Larb nuaa gae (Minced lamb salad)
Last week I went to Little Serow, a basement restaurant run by the same people who own the esteemed Komi. Little Serow serves up Isan cuisine, from the northern countryside provinces of Thailand. I’d had Isan before at Zabb Elee in New York, which offered a brusque and unforgivingly spicy introduction to the chili and and citrus laden food. As a heat-loving fiend, I knew I had to try it again in DC, and was curious to see what sort of refinement Johnny Monis could add.
At $45 for an 8 course menu, it was a steal. Although none of the dishes even began to approach the level of spiciness of Zabb Elee, everything was still bright, pungent, and flavorful. My only criticism would be that everything was dominated by acidic, citrusy flavors, which while seemingly a key component of the Isan palette, can get a little repetitive in a multi course meal.
The experience of course got me wanting to try creating some of the recipes at home. The highlight of the meal at Little Serow was definitely the Larb Pla Duk, a salad of crispy catfish with herbs. It seems that larb is the most well known Isan dish, and often appears on the menu at conventional Thai restaurants. Like other Thai dishes, it can be made with any number of meats. I decided to try it with lamb, although duck, pork, and fish are common alternatives. I also added some roasted eggplant, which gave the mixture a nice, soft consistency similar to tartare. I might try mixing ground meat with eggplant again in the future in order to take advantage of this wonderful texture.
My attempt at this dish was achieved by combining advice from several recipes. Here’s a description more or less of how I went about it. Although I’m sure it’s not entirely authentic, it uses ingredients that can be found in any grocery store.
2 large eggplants
1/2 cup jasmine rice
1 tbsp. neutral oil, plus extra for brushing
1 head of garlic, minced
Fish sauce, to taste
2 lbs ground meat, fish, or tofu
2 tbsp. rice vinegar
1/2 tbsp. palm sugar (probably can substitute a spoonful of white sugar)
1 bunch scallions, thinly sliced
2 tbsp. thinly sliced bird’s eye chiles (for medium spiciness, use more or less to taste)
1 stalk of lemongrass, meaty bottom third only, thinly sliced
1/2 a red onion, chopped
Juice of 4 medium limes
2/3 cup packed mint leaves
1 cup packed cilantro leaves
1/3 cup packed dill sprigs
Preheat oven to 400˚ F. Cut eggplants in half lengthwise.
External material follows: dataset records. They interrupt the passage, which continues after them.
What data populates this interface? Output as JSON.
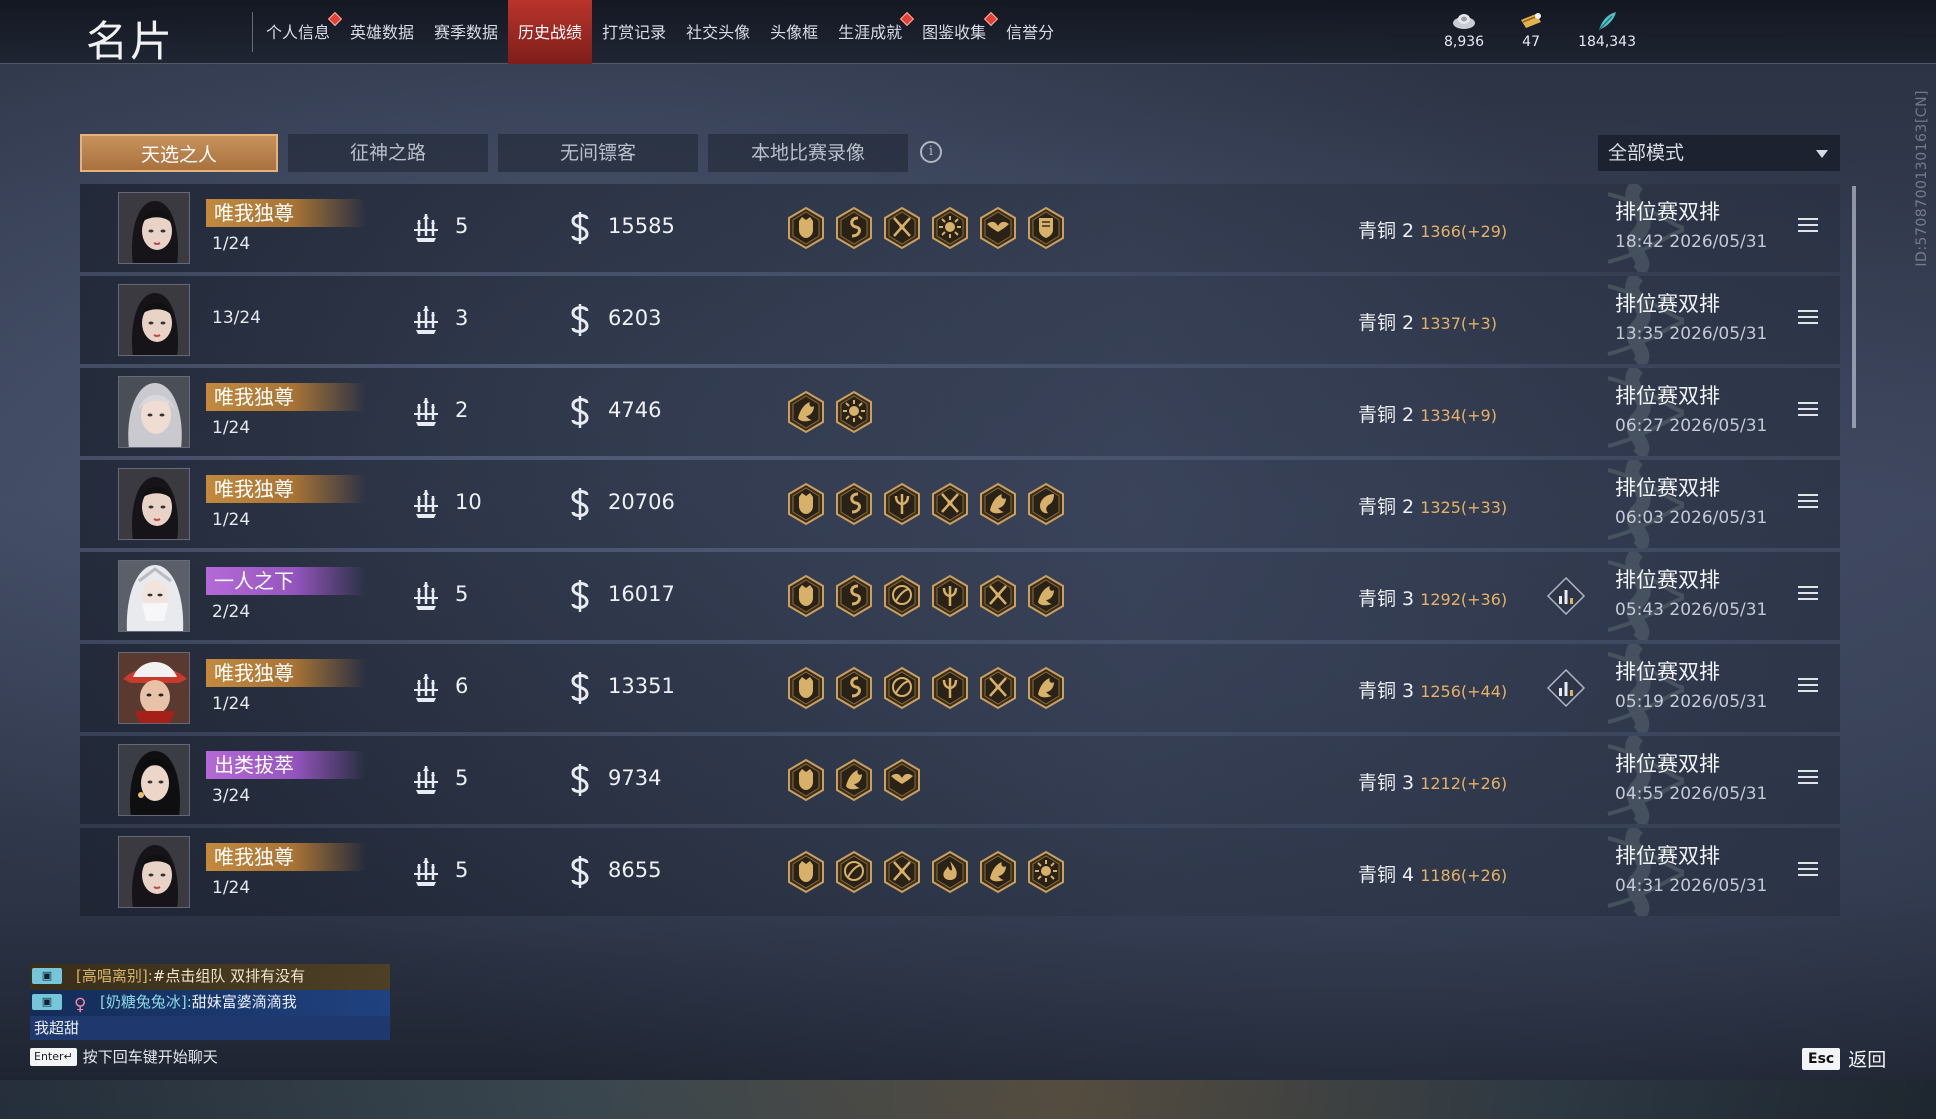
{
  "header": {
    "title": "名片",
    "tabs": [
      {
        "label": "个人信息",
        "dot": true,
        "active": false
      },
      {
        "label": "英雄数据",
        "dot": false,
        "active": false
      },
      {
        "label": "赛季数据",
        "dot": false,
        "active": false
      },
      {
        "label": "历史战绩",
        "dot": false,
        "active": true
      },
      {
        "label": "打赏记录",
        "dot": false,
        "active": false
      },
      {
        "label": "社交头像",
        "dot": false,
        "active": false
      },
      {
        "label": "头像框",
        "dot": false,
        "active": false
      },
      {
        "label": "生涯成就",
        "dot": true,
        "active": false
      },
      {
        "label": "图鉴收集",
        "dot": true,
        "active": false
      },
      {
        "label": "信誉分",
        "dot": false,
        "active": false
      }
    ],
    "currencies": [
      {
        "icon": "gold-ingot-icon",
        "value": "8,936"
      },
      {
        "icon": "ticket-icon",
        "value": "47"
      },
      {
        "icon": "feather-icon",
        "value": "184,343"
      }
    ]
  },
  "side_id": "ID:5708700130163[CN]",
  "subtabs": [
    "天选之人",
    "征神之路",
    "无间镖客",
    "本地比赛录像"
  ],
  "active_subtab": 0,
  "mode_filter": "全部模式",
  "matches": [
    {
      "avatar": "female-dark-hair",
      "title": "唯我独尊",
      "title_color": "gold",
      "place": "1/24",
      "kills": "5",
      "score": "15585",
      "medals": [
        "demon-mask-medal-icon",
        "serpent-medal-icon",
        "crossed-swords-medal-icon",
        "sun-medal-icon",
        "winged-medal-icon",
        "shield-medal-icon"
      ],
      "rank": "青铜 2",
      "points": "1366(+29)",
      "stats_icon": false,
      "mode": "排位赛双排",
      "time": "18:42  2026/05/31"
    },
    {
      "avatar": "female-dark-hair",
      "title": "",
      "title_color": "",
      "place": "13/24",
      "kills": "3",
      "score": "6203",
      "medals": [],
      "rank": "青铜 2",
      "points": "1337(+3)",
      "stats_icon": false,
      "mode": "排位赛双排",
      "time": "13:35  2026/05/31"
    },
    {
      "avatar": "silver-hair",
      "title": "唯我独尊",
      "title_color": "gold",
      "place": "1/24",
      "kills": "2",
      "score": "4746",
      "medals": [
        "dragon-medal-icon",
        "sun-medal-icon"
      ],
      "rank": "青铜 2",
      "points": "1334(+9)",
      "stats_icon": false,
      "mode": "排位赛双排",
      "time": "06:27  2026/05/31"
    },
    {
      "avatar": "female-dark-hair",
      "title": "唯我独尊",
      "title_color": "gold",
      "place": "1/24",
      "kills": "10",
      "score": "20706",
      "medals": [
        "demon-mask-medal-icon",
        "serpent-medal-icon",
        "trident-medal-icon",
        "crossed-swords-medal-icon",
        "dragon-medal-icon",
        "phoenix-medal-icon"
      ],
      "rank": "青铜 2",
      "points": "1325(+33)",
      "stats_icon": false,
      "mode": "排位赛双排",
      "time": "06:03  2026/05/31"
    },
    {
      "avatar": "veiled-white",
      "title": "一人之下",
      "title_color": "purple",
      "place": "2/24",
      "kills": "5",
      "score": "16017",
      "medals": [
        "demon-mask-medal-icon",
        "serpent-medal-icon",
        "swirl-medal-icon",
        "trident-medal-icon",
        "crossed-swords-medal-icon",
        "dragon-medal-icon"
      ],
      "rank": "青铜 3",
      "points": "1292(+36)",
      "stats_icon": true,
      "mode": "排位赛双排",
      "time": "05:43  2026/05/31"
    },
    {
      "avatar": "red-hat",
      "title": "唯我独尊",
      "title_color": "gold",
      "place": "1/24",
      "kills": "6",
      "score": "13351",
      "medals": [
        "demon-mask-medal-icon",
        "serpent-medal-icon",
        "swirl-medal-icon",
        "trident-medal-icon",
        "crossed-swords-medal-icon",
        "dragon-medal-icon"
      ],
      "rank": "青铜 3",
      "points": "1256(+44)",
      "stats_icon": true,
      "mode": "排位赛双排",
      "time": "05:19  2026/05/31"
    },
    {
      "avatar": "black-hair-earring",
      "title": "出类拔萃",
      "title_color": "purple",
      "place": "3/24",
      "kills": "5",
      "score": "9734",
      "medals": [
        "demon-mask-medal-icon",
        "dragon-medal-icon",
        "winged-medal-icon"
      ],
      "rank": "青铜 3",
      "points": "1212(+26)",
      "stats_icon": false,
      "mode": "排位赛双排",
      "time": "04:55  2026/05/31"
    },
    {
      "avatar": "female-dark-hair",
      "title": "唯我独尊",
      "title_color": "gold",
      "place": "1/24",
      "kills": "5",
      "score": "8655",
      "medals": [
        "demon-mask-medal-icon",
        "swirl-medal-icon",
        "crossed-swords-medal-icon",
        "flame-medal-icon",
        "dragon-medal-icon",
        "sun-medal-icon"
      ],
      "rank": "青铜 4",
      "points": "1186(+26)",
      "stats_icon": false,
      "mode": "排位赛双排",
      "time": "04:31  2026/05/31"
    }
  ],
  "chat": {
    "lines": [
      {
        "name": "[高唱离别]:",
        "text": "#点击组队 双排有没有"
      },
      {
        "name": "[奶糖兔兔冰]:",
        "text": "甜妹富婆滴滴我"
      },
      {
        "name": "",
        "text": "我超甜"
      }
    ],
    "enter_key": "Enter↵",
    "hint": "按下回车键开始聊天"
  },
  "footer": {
    "esc_key": "Esc",
    "back_label": "返回"
  },
  "colors": {
    "accent_red": "#b9342c",
    "gold_badge": "#c28a3e",
    "purple_badge": "#b56ad6",
    "points_gold": "#e3b266"
  }
}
Brush flesh with a little bit of oil and place on a baking sheet. Roast in oven until browned and soft, about 30 minutes. Remove and let cool. Peel off skins and place flesh in a food processor, pulsing until pureed.
Heat a wok or frying pan over medium heat. Place rice in pan and toast until lightly browned and opaque, stirring occasionally. Empty rice from pan and let cool. Grind rice in a mortar and pestle or spice grinder until powdery and set aside
In a large wok or frying pan, heat the oil over medium high heat. Add the minced garlic and a splash of fish sauce. Stir and let fry until fragrant, about a minute. Add the meat, rice vinegar, and another healthy splash of fish sauce, stirring to combine. Cook meat until just brown, then add more fish sauce to taste.
Add palm sugar, scallions, chiles, lemongrass, and onion and stir. Allow to cook until onions are soft, about 8 minutes. Turn off heat and stir in rice powder. Next, stir in the eggplant puree, then the lime juice, and then finally the herbs. Taste the mixture and add more fish sauce or lime juice if necessary.
Leave the mixture to sit for about 30 minutes, allowing the flavors to combine and settle. Serve atop lettuce leaves, or with jasmine or sticky rice. Garnish with extra herbs.